SMEs should prioritise cyber security

In today's digital world, cyber security is an essential topic for operators of systems requiring monitoring, which is of central importance from both an economic self-interest and a security perspective: the increasing number of cyber attacks is presenting companies with major challenges. On the other hand, there is a growing complexity of regulatory requirements due to numerous ordinances and regulations. From TÜV NORD's point of view, companies must address the question of how they can effectively protect their technical systems and data without losing track of the regulations. For small and medium-sized enterprises (SMEs) in particular, implementing the requirements is usually a huge hurdle.

According to the Federal Criminal Police Office's Cybercrime Report, 80 per cent of attacks are carried out using ransomware. These malicious programmes are designed to encrypt computer systems and steal data in order to extort a ransom. Networked production facilities are particularly susceptible to such attacks, as it is precisely this networking that can also be a gateway for attackers. Phishing and deepfake calls are also common methods of cybercrime. These attacks not only jeopardise the protection of sensitive information, but also continuous and secure production, which entails considerable economic and security risks.

Regulatory challenges and practical solutions

Boris Göppert, Head of Portfolio Management Process Technology at TÜV NORD, emphasises the need for an all-encompassing approach: "A comprehensive cyber security process that integrates all relevant protection goals and regulatory requirements can create significant synergies." This means that through thorough preparation and the inclusion of all relevant regulations in a carefully coordinated process, operators only have to go through the key steps of cyber security - from risk analysis to implementation and testing - once. The recommendation is therefore not to work through the regulatory areas individually, but to consider requirements and measures for the same and similar protection goals in a bundled manner. Depending on the plant, the most common rules and regulations include the Technical Rules for Operational Safety (TRBS) 1115 Part 1 (safety-relevant measuring and control equipment), the NIS2 Directive (cyber resilience of critical equipment), the Major Accidents Ordinance (prevention of serious accidents caused by hazardous substances) and the occupational health and safety regulations (health and safety in the plant).

Examples of systems requiring monitoring in SMEs

Installations requiring monitoring that are frequently found in SMEs include, for example, lifts, pressurised systems and networked control systems. These systems are often equipped with temporary or full network connections, which can represent potential avenues of attack. Attackers want to sabotage, steal or encrypt data with their direct attacks via the Internet in order to extort ransom money.  Boris Göppert also warns of another route: "Indirect attack paths via maintenance computers, data carriers connected via USB interface or temporary connections are often underestimated." For example, the use of an unknowingly infected data carrier can cause major damage even in a system that is not connected to the internet.

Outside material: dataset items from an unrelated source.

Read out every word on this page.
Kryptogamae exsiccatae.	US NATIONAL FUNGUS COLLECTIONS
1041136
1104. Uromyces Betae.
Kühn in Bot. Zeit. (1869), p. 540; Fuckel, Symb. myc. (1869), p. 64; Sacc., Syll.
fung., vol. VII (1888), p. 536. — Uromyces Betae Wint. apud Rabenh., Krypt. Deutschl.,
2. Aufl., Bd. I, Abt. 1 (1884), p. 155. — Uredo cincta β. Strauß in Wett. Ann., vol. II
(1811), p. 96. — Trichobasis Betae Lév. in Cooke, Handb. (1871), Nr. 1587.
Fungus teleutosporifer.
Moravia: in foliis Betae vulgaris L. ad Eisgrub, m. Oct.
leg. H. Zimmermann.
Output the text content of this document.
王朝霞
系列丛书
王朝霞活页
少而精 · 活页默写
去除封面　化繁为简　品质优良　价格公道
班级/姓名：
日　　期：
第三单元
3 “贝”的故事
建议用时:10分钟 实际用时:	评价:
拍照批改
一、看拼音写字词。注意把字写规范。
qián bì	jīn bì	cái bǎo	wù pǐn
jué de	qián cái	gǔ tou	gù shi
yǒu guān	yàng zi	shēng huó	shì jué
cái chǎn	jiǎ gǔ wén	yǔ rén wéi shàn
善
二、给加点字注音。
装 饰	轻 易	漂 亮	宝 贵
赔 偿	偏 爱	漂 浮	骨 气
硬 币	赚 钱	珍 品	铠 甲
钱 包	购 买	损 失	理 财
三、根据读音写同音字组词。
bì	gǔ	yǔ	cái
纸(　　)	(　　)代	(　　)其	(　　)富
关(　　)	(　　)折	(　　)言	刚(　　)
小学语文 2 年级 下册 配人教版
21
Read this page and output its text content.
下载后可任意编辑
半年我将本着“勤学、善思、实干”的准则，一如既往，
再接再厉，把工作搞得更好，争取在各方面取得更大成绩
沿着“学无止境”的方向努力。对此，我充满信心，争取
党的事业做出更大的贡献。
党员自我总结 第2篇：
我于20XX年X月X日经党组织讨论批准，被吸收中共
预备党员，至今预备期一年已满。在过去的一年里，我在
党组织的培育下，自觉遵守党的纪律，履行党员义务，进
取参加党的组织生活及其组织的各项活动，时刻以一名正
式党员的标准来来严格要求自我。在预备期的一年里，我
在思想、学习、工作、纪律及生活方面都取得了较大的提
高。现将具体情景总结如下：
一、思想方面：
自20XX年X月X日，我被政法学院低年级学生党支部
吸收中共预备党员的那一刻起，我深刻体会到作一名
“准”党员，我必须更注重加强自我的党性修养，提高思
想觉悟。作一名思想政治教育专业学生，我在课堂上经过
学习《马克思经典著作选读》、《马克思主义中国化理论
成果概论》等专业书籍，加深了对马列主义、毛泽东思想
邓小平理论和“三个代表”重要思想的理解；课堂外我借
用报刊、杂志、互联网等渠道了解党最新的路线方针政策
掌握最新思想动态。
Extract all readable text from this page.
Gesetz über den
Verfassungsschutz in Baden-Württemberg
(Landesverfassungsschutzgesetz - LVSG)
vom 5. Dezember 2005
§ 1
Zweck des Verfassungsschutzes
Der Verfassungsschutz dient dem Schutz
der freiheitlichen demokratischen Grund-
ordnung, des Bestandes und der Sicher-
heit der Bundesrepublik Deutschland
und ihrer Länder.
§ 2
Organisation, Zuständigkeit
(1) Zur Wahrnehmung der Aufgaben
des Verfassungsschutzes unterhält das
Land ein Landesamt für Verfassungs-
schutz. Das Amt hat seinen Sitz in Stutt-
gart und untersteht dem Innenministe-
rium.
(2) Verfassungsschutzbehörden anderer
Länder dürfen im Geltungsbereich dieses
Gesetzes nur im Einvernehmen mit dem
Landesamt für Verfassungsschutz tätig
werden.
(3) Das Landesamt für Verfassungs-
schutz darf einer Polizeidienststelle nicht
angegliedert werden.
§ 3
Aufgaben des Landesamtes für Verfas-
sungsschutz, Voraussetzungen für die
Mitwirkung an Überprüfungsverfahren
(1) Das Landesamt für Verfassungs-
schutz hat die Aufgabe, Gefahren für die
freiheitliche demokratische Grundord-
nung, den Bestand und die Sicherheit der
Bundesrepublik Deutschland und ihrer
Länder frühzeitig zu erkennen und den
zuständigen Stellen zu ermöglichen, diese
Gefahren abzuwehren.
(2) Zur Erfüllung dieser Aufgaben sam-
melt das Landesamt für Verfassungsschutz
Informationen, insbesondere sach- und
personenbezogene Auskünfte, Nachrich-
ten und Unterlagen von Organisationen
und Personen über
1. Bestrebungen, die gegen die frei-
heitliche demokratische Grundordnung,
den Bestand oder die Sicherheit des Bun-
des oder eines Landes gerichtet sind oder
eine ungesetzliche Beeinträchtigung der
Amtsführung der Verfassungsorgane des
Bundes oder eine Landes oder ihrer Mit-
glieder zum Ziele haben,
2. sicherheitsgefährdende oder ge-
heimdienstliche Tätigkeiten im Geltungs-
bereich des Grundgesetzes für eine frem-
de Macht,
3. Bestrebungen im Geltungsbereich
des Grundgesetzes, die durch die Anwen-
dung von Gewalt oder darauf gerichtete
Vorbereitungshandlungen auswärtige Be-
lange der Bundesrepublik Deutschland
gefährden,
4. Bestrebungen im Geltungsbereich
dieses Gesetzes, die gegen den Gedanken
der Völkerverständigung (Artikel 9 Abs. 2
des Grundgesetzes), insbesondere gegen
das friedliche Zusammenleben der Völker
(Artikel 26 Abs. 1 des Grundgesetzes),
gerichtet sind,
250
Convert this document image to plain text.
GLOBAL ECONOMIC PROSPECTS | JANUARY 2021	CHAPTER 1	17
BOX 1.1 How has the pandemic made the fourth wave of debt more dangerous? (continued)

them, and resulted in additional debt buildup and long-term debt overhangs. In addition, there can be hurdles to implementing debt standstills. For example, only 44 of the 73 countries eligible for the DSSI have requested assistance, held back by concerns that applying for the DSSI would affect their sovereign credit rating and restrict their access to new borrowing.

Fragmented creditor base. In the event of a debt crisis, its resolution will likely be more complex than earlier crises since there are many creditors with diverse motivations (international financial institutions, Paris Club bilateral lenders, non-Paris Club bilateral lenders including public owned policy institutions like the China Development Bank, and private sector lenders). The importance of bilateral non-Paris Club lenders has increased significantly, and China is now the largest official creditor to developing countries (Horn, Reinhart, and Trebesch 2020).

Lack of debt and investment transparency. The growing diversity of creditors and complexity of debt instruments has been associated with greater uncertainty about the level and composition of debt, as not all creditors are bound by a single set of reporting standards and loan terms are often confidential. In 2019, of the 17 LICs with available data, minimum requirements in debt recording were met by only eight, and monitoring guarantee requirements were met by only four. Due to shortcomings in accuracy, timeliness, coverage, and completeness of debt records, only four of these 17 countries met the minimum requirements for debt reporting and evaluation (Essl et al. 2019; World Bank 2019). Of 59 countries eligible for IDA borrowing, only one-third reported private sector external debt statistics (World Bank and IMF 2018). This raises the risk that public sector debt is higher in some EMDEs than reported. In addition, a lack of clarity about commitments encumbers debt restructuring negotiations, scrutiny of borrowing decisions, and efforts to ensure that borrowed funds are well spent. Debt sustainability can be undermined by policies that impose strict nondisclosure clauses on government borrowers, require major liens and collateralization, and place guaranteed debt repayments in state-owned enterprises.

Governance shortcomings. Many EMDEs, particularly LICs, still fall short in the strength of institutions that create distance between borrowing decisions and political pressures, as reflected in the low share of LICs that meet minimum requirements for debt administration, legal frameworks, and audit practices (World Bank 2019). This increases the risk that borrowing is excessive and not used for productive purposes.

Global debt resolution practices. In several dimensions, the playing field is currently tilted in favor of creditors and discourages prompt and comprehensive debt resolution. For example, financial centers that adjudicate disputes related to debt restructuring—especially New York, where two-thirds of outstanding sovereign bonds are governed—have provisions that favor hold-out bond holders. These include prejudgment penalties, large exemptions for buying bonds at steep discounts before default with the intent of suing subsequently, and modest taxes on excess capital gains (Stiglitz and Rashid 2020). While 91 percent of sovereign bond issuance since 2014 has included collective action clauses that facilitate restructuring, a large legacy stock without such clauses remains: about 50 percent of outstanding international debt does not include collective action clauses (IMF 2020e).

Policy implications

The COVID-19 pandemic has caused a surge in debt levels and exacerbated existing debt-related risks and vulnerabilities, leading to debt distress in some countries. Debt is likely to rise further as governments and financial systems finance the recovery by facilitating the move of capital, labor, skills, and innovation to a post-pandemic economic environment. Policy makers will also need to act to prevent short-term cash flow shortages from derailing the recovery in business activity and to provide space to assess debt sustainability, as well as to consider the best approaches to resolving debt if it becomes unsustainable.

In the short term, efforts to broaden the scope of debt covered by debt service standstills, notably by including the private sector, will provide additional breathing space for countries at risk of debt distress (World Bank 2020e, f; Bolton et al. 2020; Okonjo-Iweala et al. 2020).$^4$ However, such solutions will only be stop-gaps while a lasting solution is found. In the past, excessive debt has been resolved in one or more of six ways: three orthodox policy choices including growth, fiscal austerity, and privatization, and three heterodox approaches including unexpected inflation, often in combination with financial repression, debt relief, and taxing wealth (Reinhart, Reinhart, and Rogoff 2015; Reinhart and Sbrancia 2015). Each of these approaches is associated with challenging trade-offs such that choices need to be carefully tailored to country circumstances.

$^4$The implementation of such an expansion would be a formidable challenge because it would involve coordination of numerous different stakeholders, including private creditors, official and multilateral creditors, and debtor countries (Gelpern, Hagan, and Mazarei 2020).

Practical approaches for more cyber security

To support SMEs in implementing cybersecurity measures, TRBS 1115 Part 1 offers a new annex that describes practical cybersecurity measures. An increase in IT security can be achieved through many individual measures. These include removing unnecessary services and software, customising security settings, regularly updating software and operating systems, segmenting networks, using VPN connections for remote access to systems, access controls and setting up monitoring and logging systems. According to Boris Göppert, even the consistent avoidance of basic security flaws would mean significant progress. This includes a comprehensive inventory of all potentially vulnerable systems, access protection and conscious decisions on networking.

Coordinated approach for responsibility and efficiency

A coordinated approach is the basic prerequisite for cyber security. Authorised inspection bodies (ZÜS) such as TÜV NORD play a decisive role by supporting operators with unbureaucratic documentation, mediating between state authorities and operators and pointing out country-specific requirements. Boris Göppert emphasises: "Coordinated, cross-sector cyber regulation would not only further improve security, but also minimise costs and reduce bureaucracy." This includes the harmonisation of regulations, coordination between regulatory authorities and the promotion of best practices and technologies.

Conclusion

It is crucial for SMEs to establish a holistic approach to cyber security at an early stage that takes all relevant protection goals into account. The support of approved monitoring bodies and the use of practical guidelines such as TRBS 1115 Part 1 can help to master the challenges of cyber security efficiently and economically, both technically and organisationally, with the aim of providing industrial plants with the best possible protection against cybercrime. Göppert: "In order to master this task in the best possible way and to meet the individual requirements of the plant types, we at TÜV NORD are on hand with help and advice."